The guidelines were drafted by leading preservation consulting firm, Thomason and Associates, with the assistance of The Craig Group. These design guidelines are likely the first in the nation to fully model the newly issued guidance from the National Park Service whose publication, Guidelines on Flood Adaptation for Rehabilitation Historic Buildings, now provides formal guidance to inform the decisions of historic district commissions when considering flooding adaptation designs.

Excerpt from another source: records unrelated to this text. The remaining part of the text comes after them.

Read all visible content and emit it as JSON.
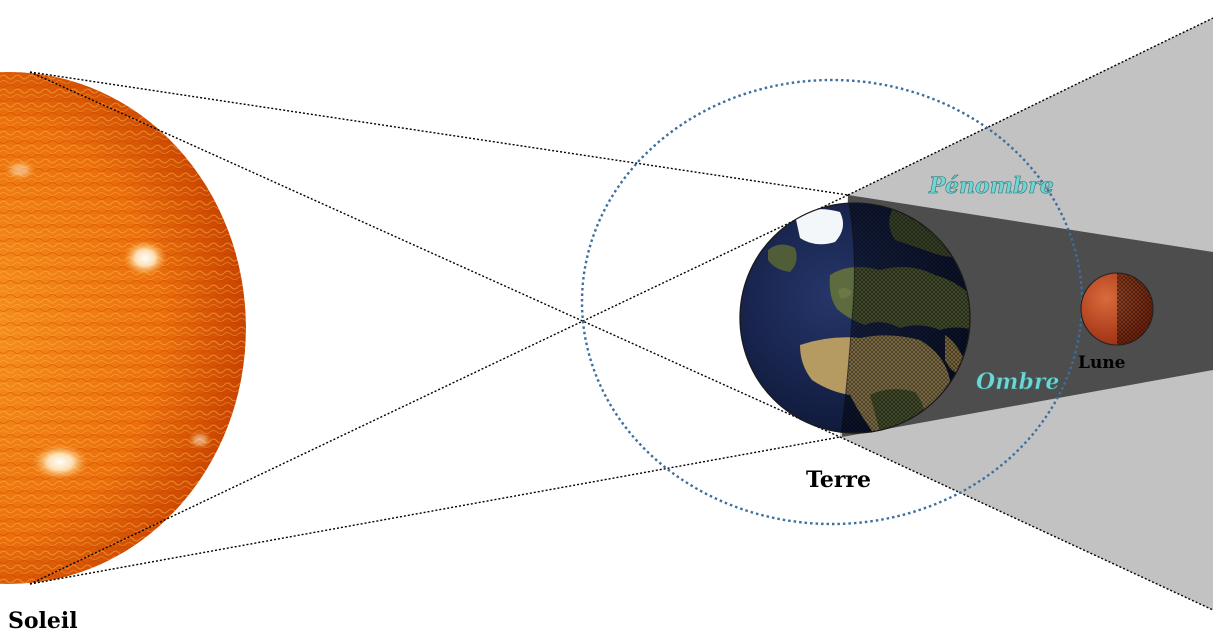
{
  "labels": {
    "sun": "Soleil",
    "earth": "Terre",
    "moon": "Lune",
    "penumbra": "Pénombre",
    "umbra": "Ombre"
  },
  "colors": {
    "penumbra_fill": "#c2c2c2",
    "umbra_fill": "#4d4d4d",
    "region_text": "#6fd6d6",
    "orbit": "#3d6e9e",
    "sun_core": "#f07a10",
    "sun_edge": "#d04a00",
    "moon": "#b8461e"
  }
}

The Resilient Nantucket Design Guidelines are prepared with photographs and descriptions that document Nantucket’s existing historic character, in particular, building styles, materials, design details and streetscapes, that define Nantucket’s character. They serve as a supplement to the HDC guidebook Building with Nantucket in Mind and provide current thinking on adapting properties to accommodate climate-driven change by elevating and “hardening” historic properties while still retaining overall architectural integrity.In addition, the Guidelines recommend design considerations for new construction within the historic districts that address flood risk, yet do not detract from the character of historic residential and commercial areas. This is done in a “user-friendly” by including photos and illustrations of best practices in flooding adaptation as approved by FEMA and consistent with the NPS guidance. Included are illustrated examples of how Nantucket buildings and sites can be retrofitted to accommodate flood mitigation and adaptation alterations ranging from temporary barriers, nature-based approaches, dry and wet floodproofing strategies, and even elevation and relocation.
Lisa Craig is Principal with The Craig Group, a preservation consulting firm specializing in resilience planning for historic coastal communities. Phil Thomason is Principal with Thomason & Associates, LLC with significant experience in preservation planning and design guideline development, most recently focusing on elevation guidance for historic coastal & riverine communities.